Thee Oh Sees
Live at Levitation
THE REVERBERATION APPRECIATION SOCIETY
John Dwyer is a madman. This we know to be true. His work building the oeuvre of Thee Oh Sees—a.k.a. Oh Sees a.k.a. Osees a.k.a. you get the deal—is stuff of legend. They’ve put out 23 studio full-lengths (and even announced a 24th this morning), and, yeah, while that is over the course of 26 years, it’s still 23 albums. Not to mention eight EPs, 13 singles, eight live albums, and numerous side gigs.
So, you get the idea. John Dwyer stays busy. And his prolificacy isn’t contained to recorded material, as is common among projects featuring a centrifugal force and an often-rotating cast of musicians. Osees played four long shows in four nights at SXSW this year, and just last month they notched a 24-song set at the Viper Room on the Sunset Strip, of all places. But much like Guided by Voices and their far-more-unwieldy catalog, the magic of the musicians often gets overshadowed by their staggering numbers.
With that in mind, what makes Live at Levitation more smart than merely contrarian is that it captures only 40 minutes of Thee Oh Sees performing live. It makes the case that the band’s best attributes aren’t isolated to feats of duration, but are directly embedded into the innate Oh Sees sound. This installment in their live catalog immortalizes the band’s first Levitation appearance in 2012, and is part of a recently launched series of vinyl releases stemming from the Austin festival. Banter is kept to a minimum, even though Dwyer ranks up with the wryest of band leaders. His comments are mostly relegated to gracious remarks to the crowd and his note that it’s an honor to precede Meat Puppets and The Brian Jonestown Massacre on stage.
The recording is clangy. It’s garage-y.
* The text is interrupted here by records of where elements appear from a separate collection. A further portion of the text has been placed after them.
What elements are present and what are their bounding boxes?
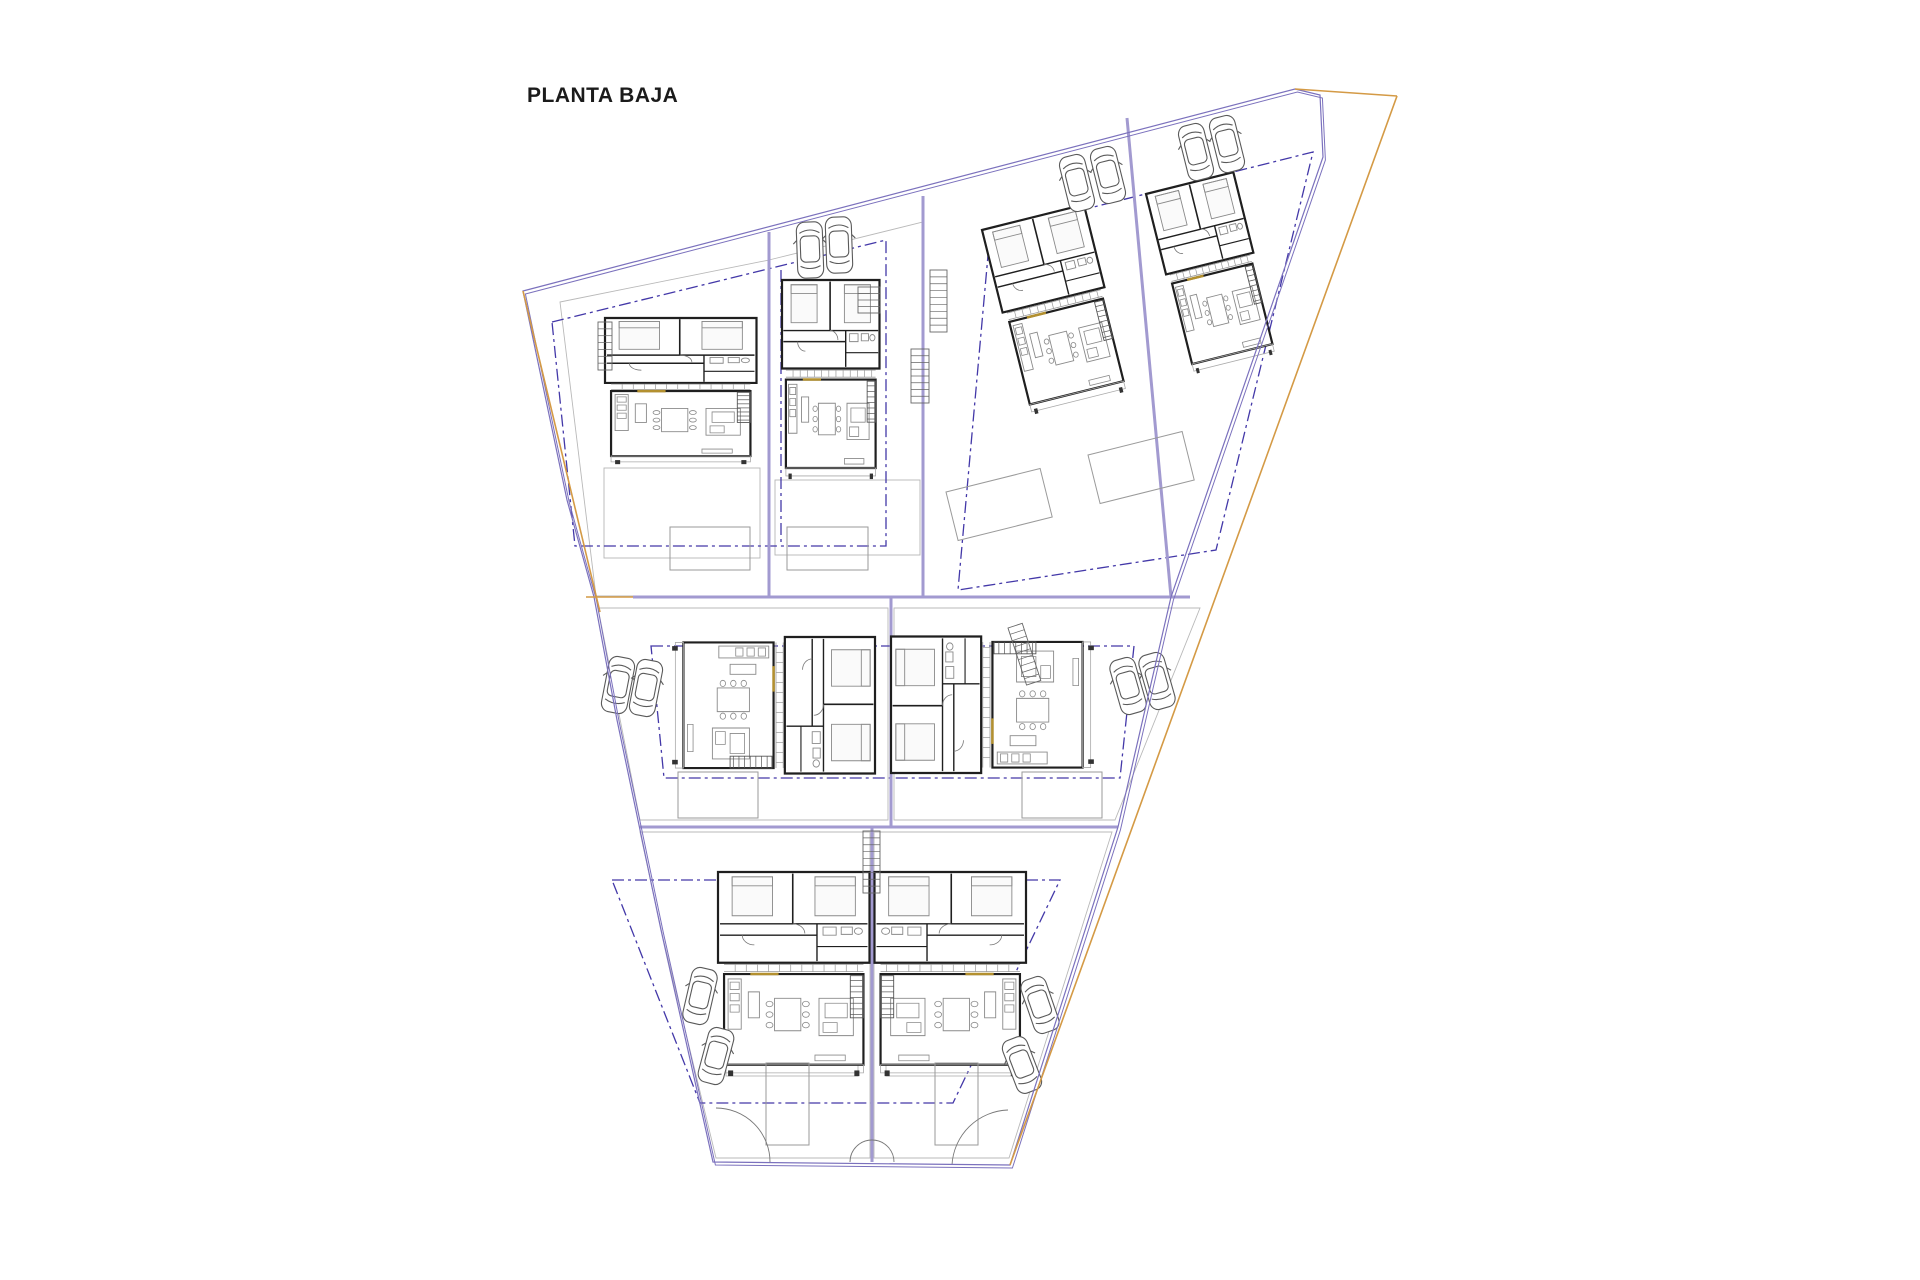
- pool: [670, 527, 750, 570]
- villa-floor-plan: [782, 280, 880, 479]
- villa-floor-plan: [982, 205, 1130, 416]
- orange-boundary-line: [523, 291, 600, 612]
- pool: [766, 1063, 809, 1145]
- car-plan: [793, 221, 828, 278]
- villa-floor-plan: [672, 637, 875, 774]
- pool: [1022, 772, 1102, 818]
- page-title: PLANTA BAJA: [527, 84, 678, 108]
- pool: [946, 469, 1052, 541]
- terrace: [775, 480, 920, 555]
- site-plan-drawing: [0, 0, 1920, 1280]
- gate-swing-arc: [872, 1140, 894, 1162]
- gate-swing-arc: [716, 1108, 770, 1162]
- terrace: [604, 468, 760, 558]
- gate-arcs-layer: [716, 1108, 1008, 1165]
- car-plan: [678, 965, 723, 1027]
- villa-floor-plan: [605, 318, 757, 464]
- stairs-hatch: [911, 349, 929, 403]
- villas-layer: [605, 172, 1278, 1076]
- gate-swing-arc: [952, 1110, 1008, 1165]
- pool: [787, 527, 868, 570]
- pool: [678, 772, 758, 818]
- car-plan: [822, 216, 857, 273]
- floor-plan-sheet: PLANTA BAJA: [0, 0, 1920, 1280]
- villa-floor-plan: [718, 872, 870, 1076]
- stairs-hatch: [930, 270, 947, 332]
- villa-floor-plan: [891, 637, 1094, 774]
- pool: [935, 1063, 978, 1145]
- gate-swing-arc: [850, 1140, 872, 1162]
- pool: [1088, 432, 1194, 504]
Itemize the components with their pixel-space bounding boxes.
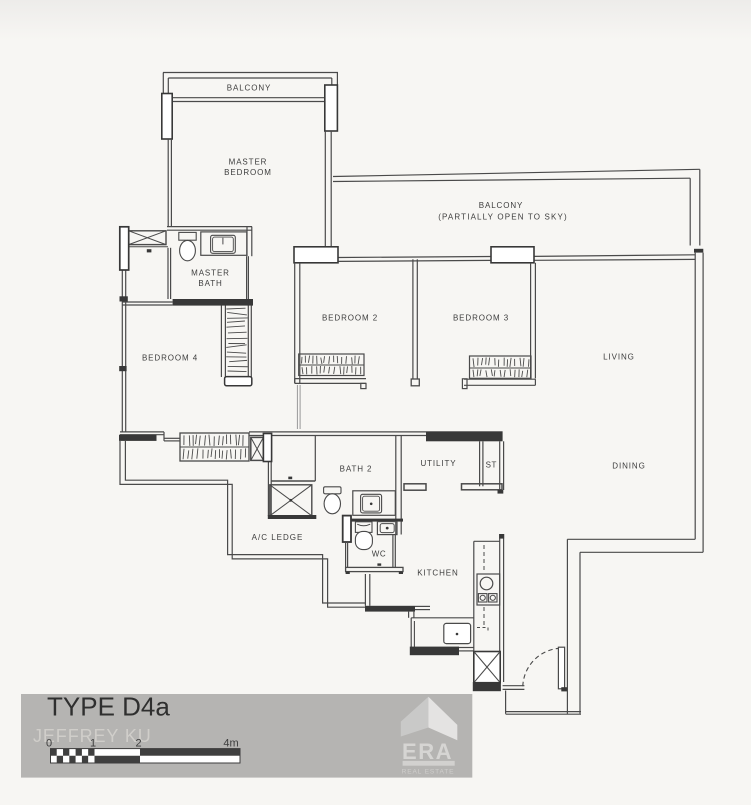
svg-text:A/C LEDGE: A/C LEDGE: [252, 533, 304, 542]
svg-text:BALCONY: BALCONY: [227, 84, 272, 93]
svg-text:BEDROOM 4: BEDROOM 4: [142, 354, 198, 363]
svg-text:BALCONY: BALCONY: [479, 201, 524, 210]
svg-text:ERA: ERA: [402, 739, 453, 764]
svg-text:BEDROOM 2: BEDROOM 2: [322, 313, 378, 322]
svg-text:BATH 2: BATH 2: [340, 464, 373, 473]
svg-text:BEDROOM: BEDROOM: [224, 168, 272, 177]
svg-text:ST: ST: [486, 461, 497, 470]
svg-text:1: 1: [90, 738, 96, 750]
svg-text:0: 0: [46, 738, 52, 750]
svg-text:TYPE D4a: TYPE D4a: [47, 692, 170, 722]
svg-text:KITCHEN: KITCHEN: [417, 569, 458, 578]
svg-text:(PARTIALLY OPEN TO SKY): (PARTIALLY OPEN TO SKY): [438, 213, 568, 222]
svg-text:DINING: DINING: [612, 462, 645, 471]
svg-text:UTILITY: UTILITY: [420, 459, 456, 468]
svg-text:WC: WC: [372, 550, 387, 559]
svg-text:BATH: BATH: [198, 279, 222, 288]
svg-text:MASTER: MASTER: [229, 158, 268, 167]
svg-text:REAL ESTATE: REAL ESTATE: [402, 769, 455, 776]
svg-text:LIVING: LIVING: [603, 353, 635, 362]
svg-text:4m: 4m: [223, 738, 238, 750]
svg-text:BEDROOM 3: BEDROOM 3: [453, 313, 509, 322]
svg-text:2: 2: [135, 738, 141, 750]
svg-text:MASTER: MASTER: [191, 268, 230, 277]
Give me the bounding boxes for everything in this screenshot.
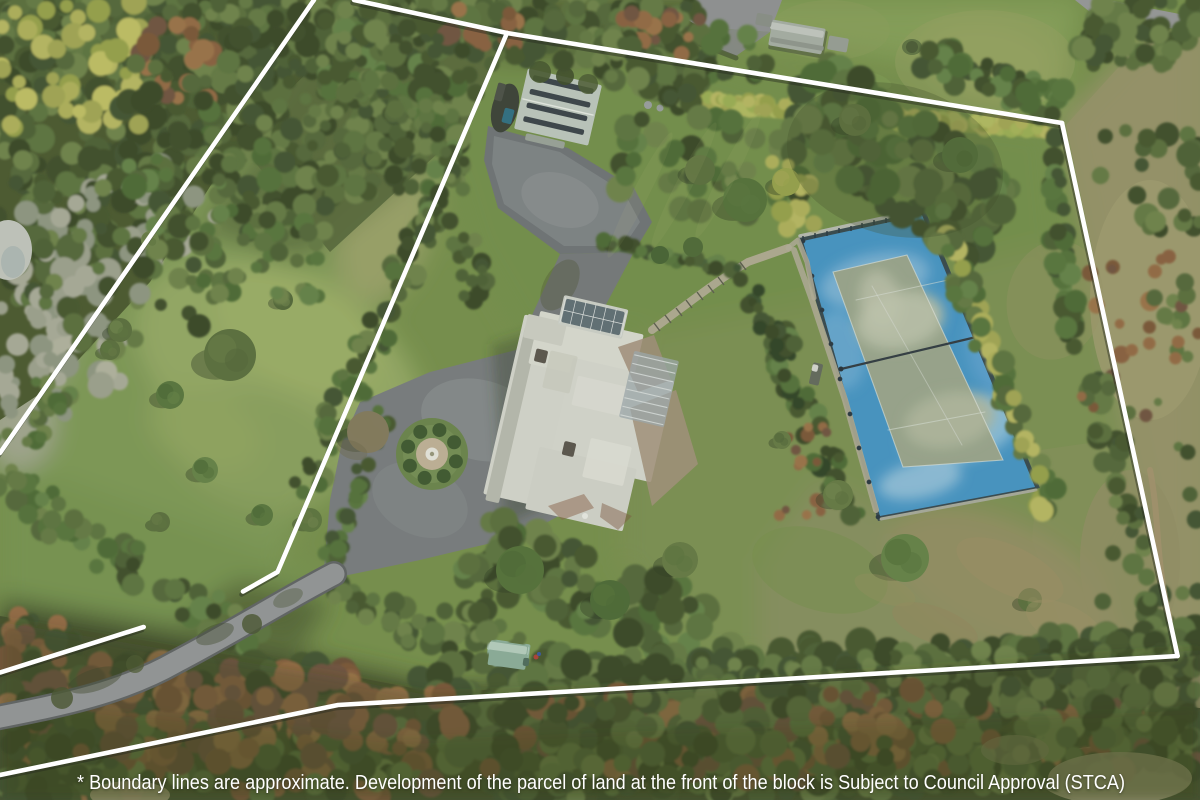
svg-text:* Boundary lines are approxima: * Boundary lines are approximate. Develo… bbox=[77, 772, 1125, 794]
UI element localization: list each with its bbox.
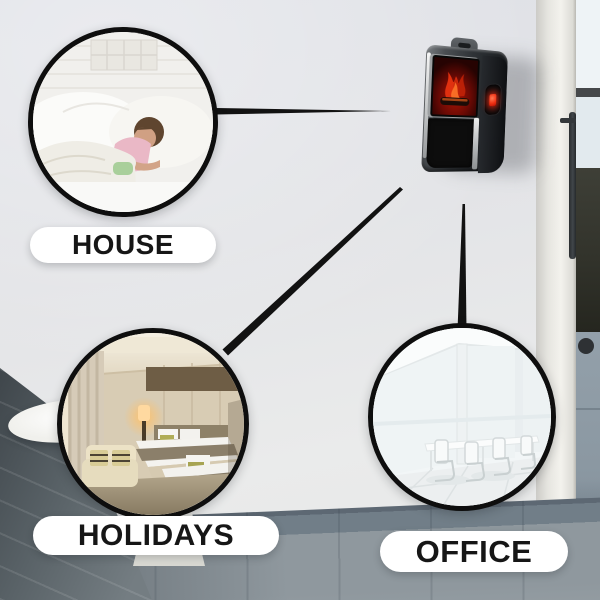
flame-effect-display — [430, 55, 480, 118]
led-display — [484, 84, 500, 115]
air-grille — [426, 118, 474, 168]
door-handle — [569, 112, 576, 259]
heater-body — [421, 44, 508, 172]
glass-panel — [576, 0, 600, 88]
glass-panel — [576, 97, 600, 168]
callout-circle-office — [368, 323, 556, 511]
dark-doorway — [576, 168, 600, 332]
label-house-text: HOUSE — [72, 229, 174, 261]
tile-joint — [576, 408, 600, 410]
product-collage: HOUSE — [0, 0, 600, 600]
holidays-scene-image — [62, 333, 244, 515]
office-scene-image — [373, 328, 551, 506]
callout-circle-holidays — [57, 328, 249, 520]
door-handle-bracket — [560, 118, 576, 123]
power-led — [489, 94, 496, 107]
label-house: HOUSE — [30, 227, 216, 263]
label-office-text: OFFICE — [416, 534, 533, 570]
heater-side-panel — [478, 55, 508, 173]
label-holidays-text: HOLIDAYS — [78, 519, 234, 553]
callout-circle-house — [28, 27, 218, 217]
chair-caster-wheel — [578, 338, 594, 354]
house-scene-image — [33, 32, 213, 212]
label-office: OFFICE — [380, 531, 568, 572]
wall-heater — [421, 34, 508, 174]
label-holidays: HOLIDAYS — [33, 516, 279, 555]
door-frame-bar — [576, 88, 600, 97]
It’s jammy. It’s explosive. It’s unpredictable. It’s meandering. It’s repetitive. But, most importantly, it’s fun. Halfway through the 13-minute “Block of Ice,” Dwyer finally lets down his guard and toys with his vocal delivery a la Jon Spencer, chirping and growling and bopping his way along the sustained rhythms of his backing band (double drummers and all). At such a short length, Live at Levitation makes the argument that Thee Oh Sees can prove their mettle in just 40 minutes. Dwyer doesn’t have to play the madman to convince us of his mad genius. The record not only succeeds in that sense, it also re-cements Dwyer and whatever he’d like to call his central project at the moment as the purveyors of post-psych rock.